Cuban counter-hegemonic abolitionist thought
However, in a context of systemic slavery, during the Ten Years’ War – an irrefutable manifestation of the emergence of a long-standing process of insurgency, maroon, independence and rebellion – a novel articulation between the most distinctive of Cuban thought was shown with the presence of the popular strata as protagonists of their own emancipation.
These essential components spiced up the first Mambisa Constitution of Guáimaro in 1869 anchored on a radically abolitionist and counter-hegemonic platform.
In this sense, the feedback with the legislative codes of the diverse contexts, the projection of achieving altruistic goals in tension with the colonial rule and the making of recurrent decisions in the belligerence process endowed this Constitution with a complex structure and functioning pattern.
The issues of the abolition of slavery and the condition of subject of rights of the ex-slave behaved as capital axes, where Guáimaro transferred the moderations.
While the gradual processes of the emancipation of the captive were debated, overlapping their rights of human nature before the economic interests of the owner, this Constitution establishes unprecedented breaks with previous constitutions and projects by establishing in its article 24: All the inhabitants of the Republic are entirely free.
Later in article 26 it determines that: The Republic does not recognize dignities, special honors, or any privilege. Thus, the principles that generate equity and social equality, respect for human dignity and its relationship with the universal rights and duties of man, form a notable part of the constitutional text of Guáimaro which ruled in Cuba from April 1869 until February 1878.
In this same context, around the peace of the Zanjón Pact, (1878), the objection was precisely from an abolitionist and counter-hegemonic thought and action as a moral support.

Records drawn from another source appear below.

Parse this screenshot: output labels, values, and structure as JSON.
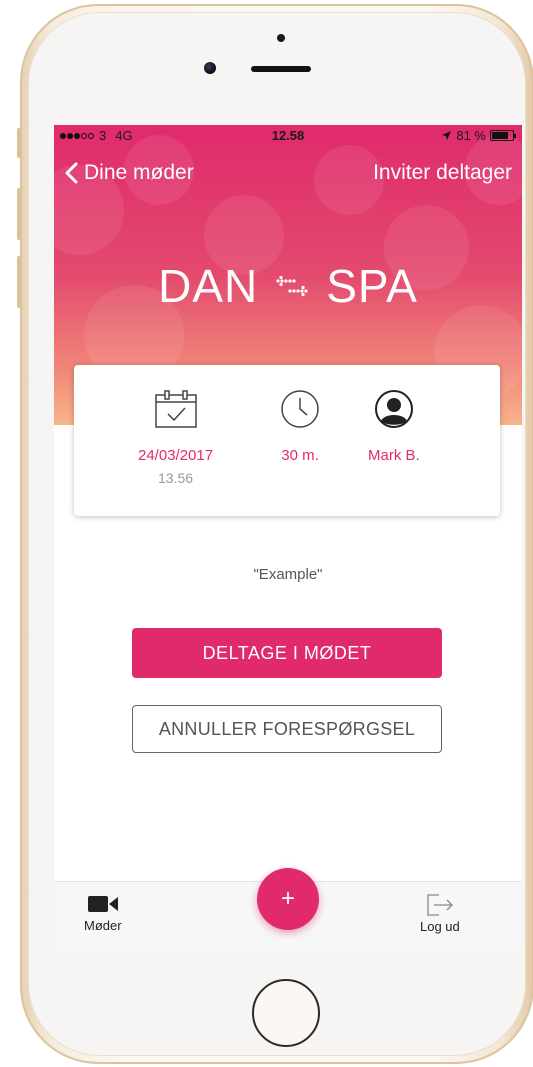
{
  "status_bar": {
    "carrier": "3",
    "network": "4G",
    "time": "12.58",
    "battery_text": "81 %",
    "battery_level": 0.81
  },
  "nav": {
    "back_label": "Dine møder",
    "right_label": "Inviter deltager"
  },
  "route": {
    "from": "DAN",
    "to": "SPA",
    "icon": "swap-arrows-icon"
  },
  "card": {
    "date": "24/03/2017",
    "time": "13.56",
    "duration": "30 m.",
    "person": "Mark B."
  },
  "meeting_name": "\"Example\"",
  "buttons": {
    "join": "DELTAGE I MØDET",
    "cancel": "ANNULLER FORESPØRGSEL"
  },
  "tabbar": {
    "meetings": "Møder",
    "add": "+",
    "logout": "Log ud"
  },
  "colors": {
    "accent": "#e02a6c",
    "gradient_bottom": "#f7b48a"
  }
}
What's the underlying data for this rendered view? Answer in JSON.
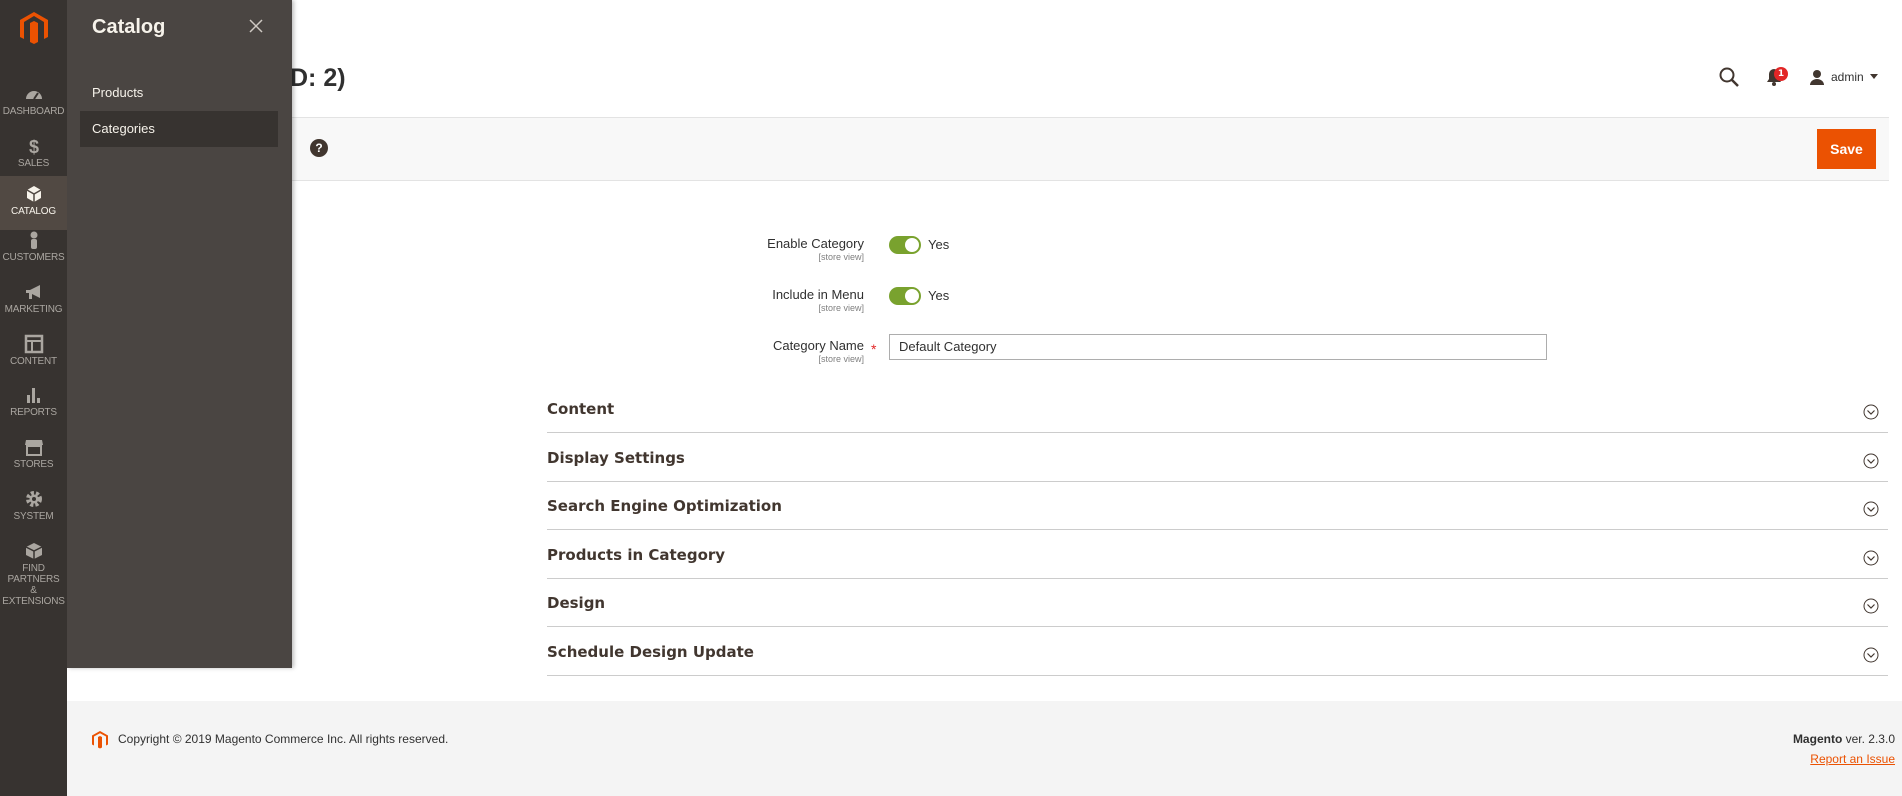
{
  "admin_menu": {
    "items": [
      {
        "label": "DASHBOARD",
        "icon": "dashboard-icon"
      },
      {
        "label": "SALES",
        "icon": "dollar-icon"
      },
      {
        "label": "CATALOG",
        "icon": "cube-icon",
        "active": true
      },
      {
        "label": "CUSTOMERS",
        "icon": "person-icon"
      },
      {
        "label": "MARKETING",
        "icon": "megaphone-icon"
      },
      {
        "label": "CONTENT",
        "icon": "layout-icon"
      },
      {
        "label": "REPORTS",
        "icon": "bar-chart-icon"
      },
      {
        "label": "STORES",
        "icon": "storefront-icon"
      },
      {
        "label": "SYSTEM",
        "icon": "gear-icon"
      },
      {
        "label_line1": "FIND PARTNERS",
        "label_line2": "& EXTENSIONS",
        "icon": "box-icon"
      }
    ]
  },
  "submenu": {
    "title": "Catalog",
    "links": [
      {
        "label": "Products"
      },
      {
        "label": "Categories",
        "active": true
      }
    ]
  },
  "header": {
    "page_title": "D: 2)",
    "user_name": "admin",
    "notification_count": "1"
  },
  "actions": {
    "help": "?",
    "save_label": "Save"
  },
  "form": {
    "enable_category": {
      "label": "Enable Category",
      "scope": "[store view]",
      "value": "Yes"
    },
    "include_in_menu": {
      "label": "Include in Menu",
      "scope": "[store view]",
      "value": "Yes"
    },
    "category_name": {
      "label": "Category Name",
      "scope": "[store view]",
      "required_mark": "*",
      "value": "Default Category"
    }
  },
  "sections": [
    {
      "title": "Content"
    },
    {
      "title": "Display Settings"
    },
    {
      "title": "Search Engine Optimization"
    },
    {
      "title": "Products in Category"
    },
    {
      "title": "Design"
    },
    {
      "title": "Schedule Design Update"
    }
  ],
  "footer": {
    "copyright": "Copyright © 2019 Magento Commerce Inc. All rights reserved.",
    "brand": "Magento",
    "version": "ver. 2.3.0",
    "report_issue": "Report an Issue"
  },
  "colors": {
    "menu_bg": "#373330",
    "submenu_bg": "#4a4542",
    "accent": "#eb5202",
    "toggle_on": "#79a22e",
    "badge": "#e22626"
  }
}
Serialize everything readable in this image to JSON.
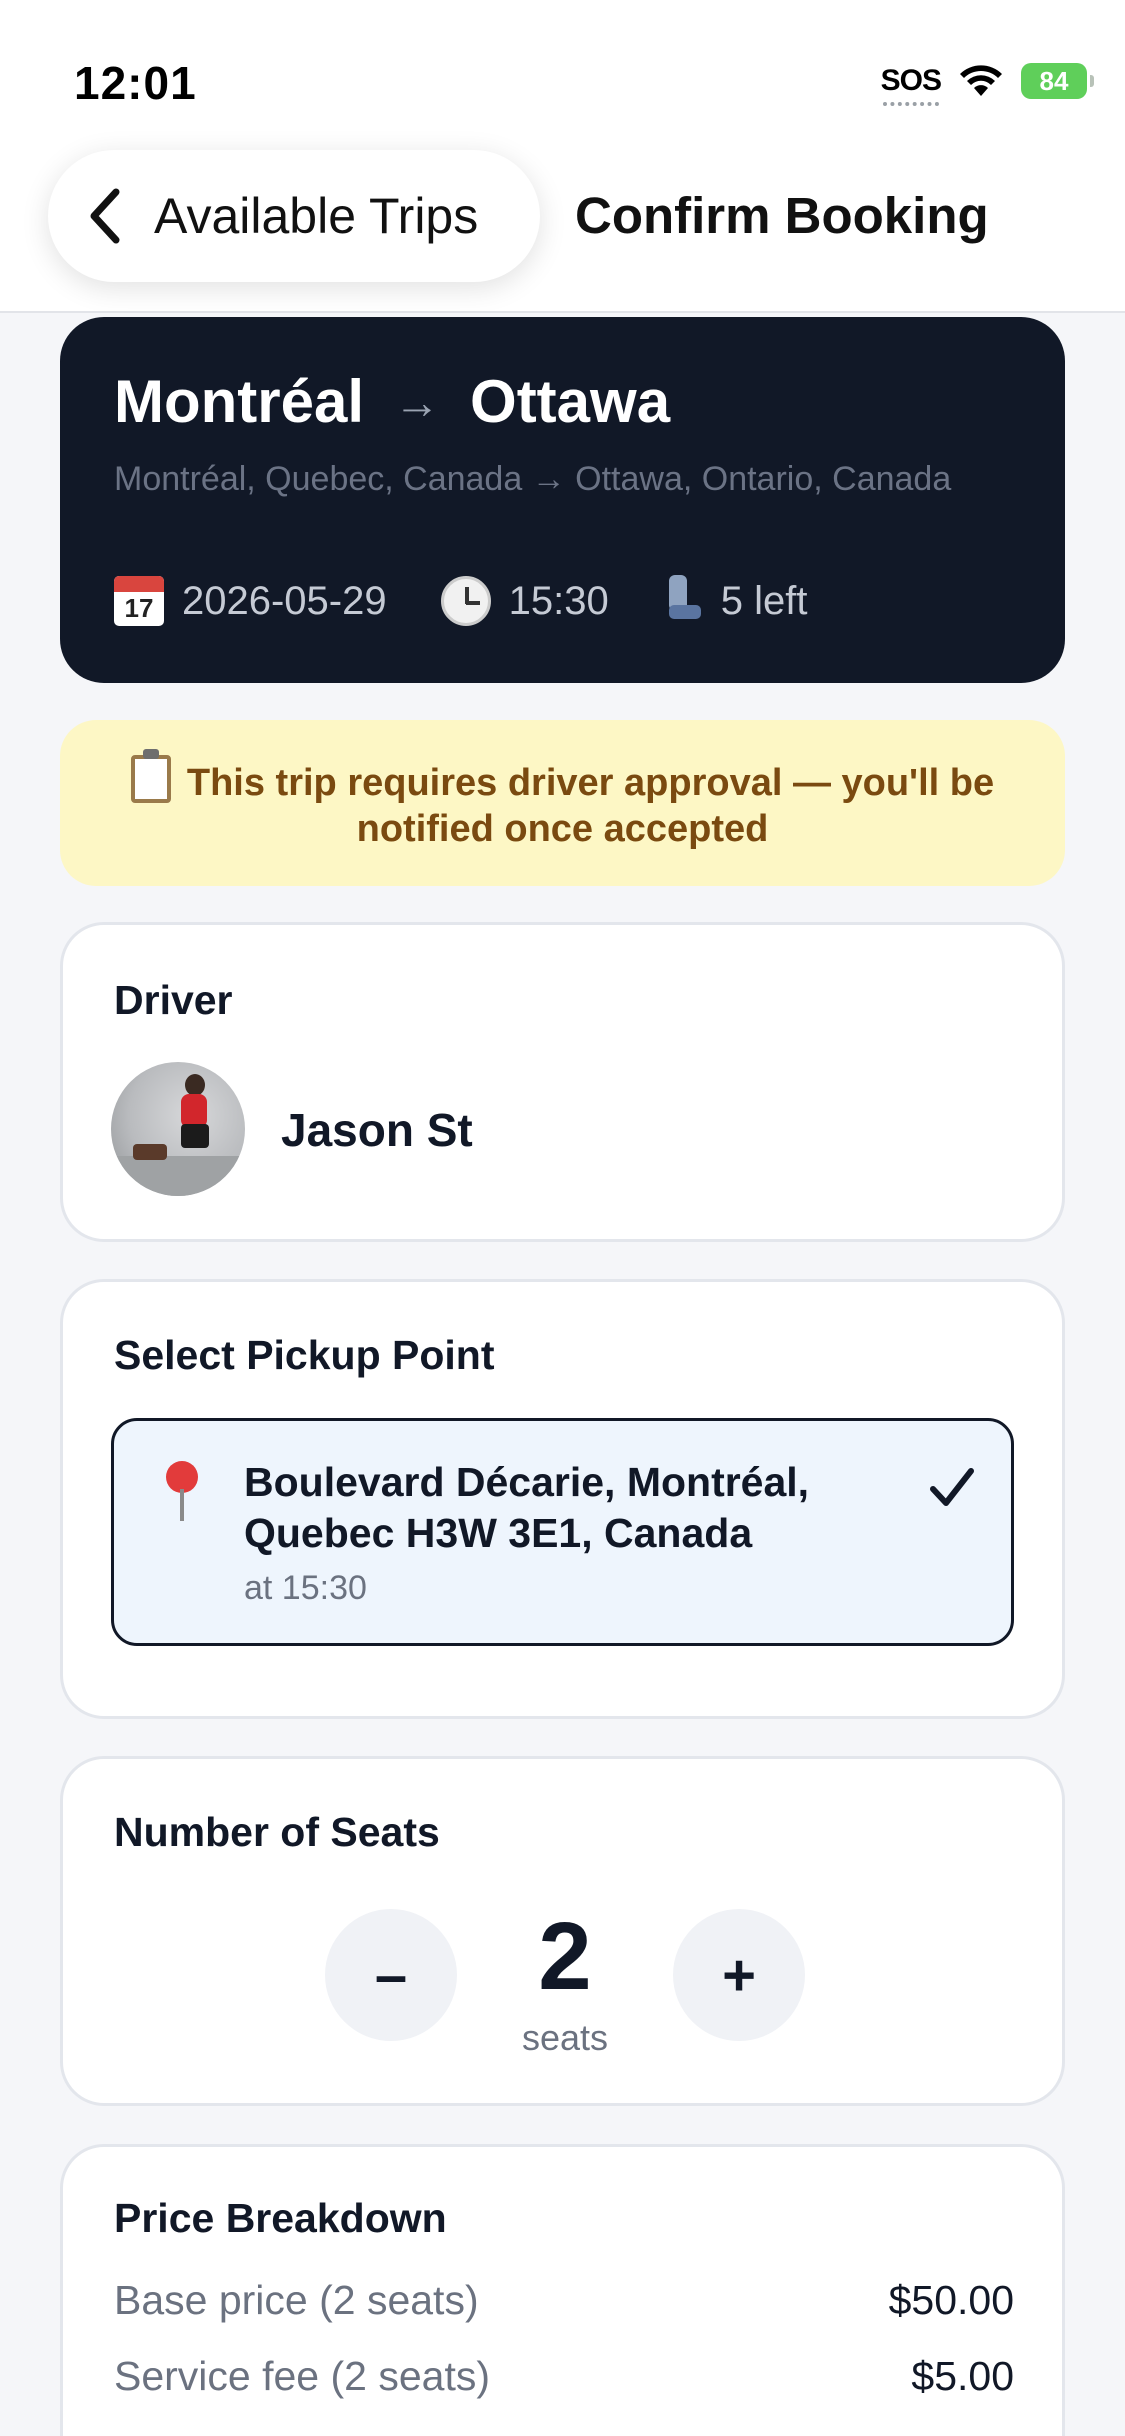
{
  "status_bar": {
    "time": "12:01",
    "sos": "SOS",
    "battery": "84"
  },
  "header": {
    "back_label": "Available Trips",
    "title": "Confirm Booking"
  },
  "trip": {
    "origin": "Montréal",
    "arrow": "→",
    "destination": "Ottawa",
    "full_route": "Montréal, Quebec, Canada → Ottawa, Ontario, Canada",
    "date": "2026-05-29",
    "calendar_icon_day": "17",
    "time": "15:30",
    "seats_left": "5 left"
  },
  "approval_notice": "This trip requires driver approval — you'll be notified once accepted",
  "driver": {
    "section_title": "Driver",
    "name": "Jason St"
  },
  "pickup": {
    "section_title": "Select Pickup Point",
    "address": "Boulevard Décarie, Montréal, Quebec H3W 3E1, Canada",
    "time": "at 15:30"
  },
  "seats": {
    "section_title": "Number of Seats",
    "minus_label": "–",
    "plus_label": "+",
    "count": "2",
    "unit": "seats"
  },
  "price": {
    "section_title": "Price Breakdown",
    "rows": [
      {
        "label": "Base price (2 seats)",
        "value": "$50.00"
      },
      {
        "label": "Service fee (2 seats)",
        "value": "$5.00"
      }
    ]
  },
  "colors": {
    "hero_bg": "#111827",
    "banner_bg": "#fdf7c5",
    "banner_text": "#7a4a10",
    "selected_bg": "#eef5fd",
    "battery": "#5fcf5a"
  }
}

This thought promoted the imperishable Protest of Baraguá led by Major General Antonio Maceo y Grajales in tension with a conditional peace proposed by the Spanish General Arsenio Martínez Campos. As a result, a new Constitution emerged: Baraguá, on March 23th, 1879 with a new Government.
Its articles are distinguished as a differentiated subsystem of the previous Constitution, but equally interrelated. It generated its own pattern of organization with an article of six pertinent sections and with a short, medium and long-term historical scope where it establishes that without independence and without the consent of the people and government, peace would be impossible.
Article 3 states: The Government is empowered to make peace on the basis of independence; proceed verifiable by democratic control with article 4 which determines: You will not be able to make peace with the Spanish Government without the knowledge or consent of the people.
Thus, Cuban abolitionist thought from socio-historical points of view in contexts of systemic slavery and domination constitutes an essential contribution to the legislative development in favor of the rights of equity, social justice and respect for the dignity of human beings. Tribute systematized in the following Constitutions.
A proposal…
It would be appropriate to deepen the focus at the local level beyond countries, on the concrete practices of modern slavery to institute articulations with transdisciplinary academic teams and diverse entities from neighborhoods, communities or other denominations, formal and informal leadership with the objective of instructing citizens on the behavior patterns of modern slavery for its final abolition.
Bibliography
Torres-Cuevas, Eduardo y Suárez, Reinaldo (2018) El libro de las constituciones. Tomo I. Editorial Imagen Contemporánea, La Habana.